Cataloging deals with the systematic organization of information, data, or materials. It is done by the creation of a full record of bibliographic information about an information object, cross-referenced to other records and files, and includes the process of identifying and documenting these objects in detail.
Cataloging is usually split into descriptive cataloging and subject cataloging. The former attempts to describe what an information object is (a book? how many pages? Size? a DVD? How many minutes of playing time? etc.) according to a set of descriptive cataloging rules such as AACR2, RAK, or Dublin Core, while the latter attempts to describe what the information object is about, usually by assigning subject headings from a controlled vocabulary thesaurus (Library of Congress Subject Headings, Medical Subject Headings (MeSH), Sears List of Subject Headings, etc.) and/or by assigning a classification number from a particular classification scheme, such as Dewey Decimal Classification or Library of Congress Classification.

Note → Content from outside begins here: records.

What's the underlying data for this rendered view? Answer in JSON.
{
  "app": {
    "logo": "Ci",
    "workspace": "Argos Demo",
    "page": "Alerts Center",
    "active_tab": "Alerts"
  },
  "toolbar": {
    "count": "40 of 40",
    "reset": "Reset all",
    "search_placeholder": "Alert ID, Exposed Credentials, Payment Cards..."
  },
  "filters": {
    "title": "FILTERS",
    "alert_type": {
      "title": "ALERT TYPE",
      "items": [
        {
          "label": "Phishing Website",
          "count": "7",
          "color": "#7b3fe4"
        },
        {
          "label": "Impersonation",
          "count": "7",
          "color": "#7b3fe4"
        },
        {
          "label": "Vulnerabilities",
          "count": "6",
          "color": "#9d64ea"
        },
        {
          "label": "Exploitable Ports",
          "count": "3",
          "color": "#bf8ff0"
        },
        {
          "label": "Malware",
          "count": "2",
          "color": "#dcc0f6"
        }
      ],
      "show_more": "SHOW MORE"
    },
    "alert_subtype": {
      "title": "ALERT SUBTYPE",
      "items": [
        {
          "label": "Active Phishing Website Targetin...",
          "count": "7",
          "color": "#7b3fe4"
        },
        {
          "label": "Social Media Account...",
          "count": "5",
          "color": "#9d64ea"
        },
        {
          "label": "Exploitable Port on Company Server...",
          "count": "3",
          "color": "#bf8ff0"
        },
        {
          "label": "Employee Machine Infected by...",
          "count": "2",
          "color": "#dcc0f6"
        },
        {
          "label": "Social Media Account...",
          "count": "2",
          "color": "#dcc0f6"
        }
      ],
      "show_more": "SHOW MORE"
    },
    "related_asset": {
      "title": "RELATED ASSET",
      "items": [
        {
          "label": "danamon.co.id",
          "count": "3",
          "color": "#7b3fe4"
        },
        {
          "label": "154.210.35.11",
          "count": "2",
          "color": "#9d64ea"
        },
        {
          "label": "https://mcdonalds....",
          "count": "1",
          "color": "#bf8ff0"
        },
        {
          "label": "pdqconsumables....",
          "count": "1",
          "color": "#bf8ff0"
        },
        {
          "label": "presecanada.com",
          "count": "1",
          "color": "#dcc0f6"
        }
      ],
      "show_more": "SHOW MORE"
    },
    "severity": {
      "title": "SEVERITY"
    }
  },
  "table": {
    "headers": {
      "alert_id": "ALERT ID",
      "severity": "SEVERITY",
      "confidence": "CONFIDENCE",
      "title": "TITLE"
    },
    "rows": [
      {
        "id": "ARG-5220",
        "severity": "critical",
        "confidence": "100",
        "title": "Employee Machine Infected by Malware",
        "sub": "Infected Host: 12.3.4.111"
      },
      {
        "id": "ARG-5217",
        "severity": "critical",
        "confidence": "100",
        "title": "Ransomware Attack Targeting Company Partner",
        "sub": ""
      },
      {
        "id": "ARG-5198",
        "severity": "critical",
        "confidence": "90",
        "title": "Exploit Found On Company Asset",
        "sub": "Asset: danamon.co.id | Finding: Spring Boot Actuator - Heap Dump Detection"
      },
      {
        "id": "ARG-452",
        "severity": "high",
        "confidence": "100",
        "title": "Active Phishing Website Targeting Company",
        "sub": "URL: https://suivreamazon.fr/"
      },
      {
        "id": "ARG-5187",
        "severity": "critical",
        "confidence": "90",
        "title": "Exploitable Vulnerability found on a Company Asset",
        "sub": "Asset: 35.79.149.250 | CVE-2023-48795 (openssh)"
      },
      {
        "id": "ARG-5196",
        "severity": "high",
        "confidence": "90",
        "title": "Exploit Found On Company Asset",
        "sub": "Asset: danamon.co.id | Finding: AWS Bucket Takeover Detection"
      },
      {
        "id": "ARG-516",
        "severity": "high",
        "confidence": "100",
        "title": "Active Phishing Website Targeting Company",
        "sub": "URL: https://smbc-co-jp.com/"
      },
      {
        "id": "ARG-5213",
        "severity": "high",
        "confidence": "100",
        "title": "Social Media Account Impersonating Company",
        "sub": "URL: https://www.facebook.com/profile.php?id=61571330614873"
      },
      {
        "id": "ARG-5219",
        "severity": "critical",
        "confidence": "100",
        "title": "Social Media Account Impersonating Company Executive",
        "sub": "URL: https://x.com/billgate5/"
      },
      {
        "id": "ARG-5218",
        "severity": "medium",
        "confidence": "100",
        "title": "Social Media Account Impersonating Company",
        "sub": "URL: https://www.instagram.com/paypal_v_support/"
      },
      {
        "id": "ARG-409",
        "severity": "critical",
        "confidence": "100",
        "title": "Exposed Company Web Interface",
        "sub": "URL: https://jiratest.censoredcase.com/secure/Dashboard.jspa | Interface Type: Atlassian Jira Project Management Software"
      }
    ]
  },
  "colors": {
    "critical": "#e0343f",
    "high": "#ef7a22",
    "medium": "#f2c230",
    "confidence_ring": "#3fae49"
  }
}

Catalogers are the people who enter all the information necessary about library materials in the online catalog. Most cataloging is done cooperatively, which is to say, one original cataloger catalogs a particular item once (a role often fulfilled by catalogers at the Library of Congress), and the resultant bibliographic record is then shared through worldwide databases like OCLC and imported into local databases by copy catalogers, catalog librarians, or technical services librarians, usually with little or no modification. Thanks to the ability to share bibliographic information worldwide in real-time, this has greatly reduced the need for original cataloging at most academic libraries, and nearly completely for most public libraries, many of whom accept pre-cataloged, shelf-ready books directly from vendors. In libraries with small technical services staffs, it is common to outsource increasingly more, if indeed not all of the cataloging work.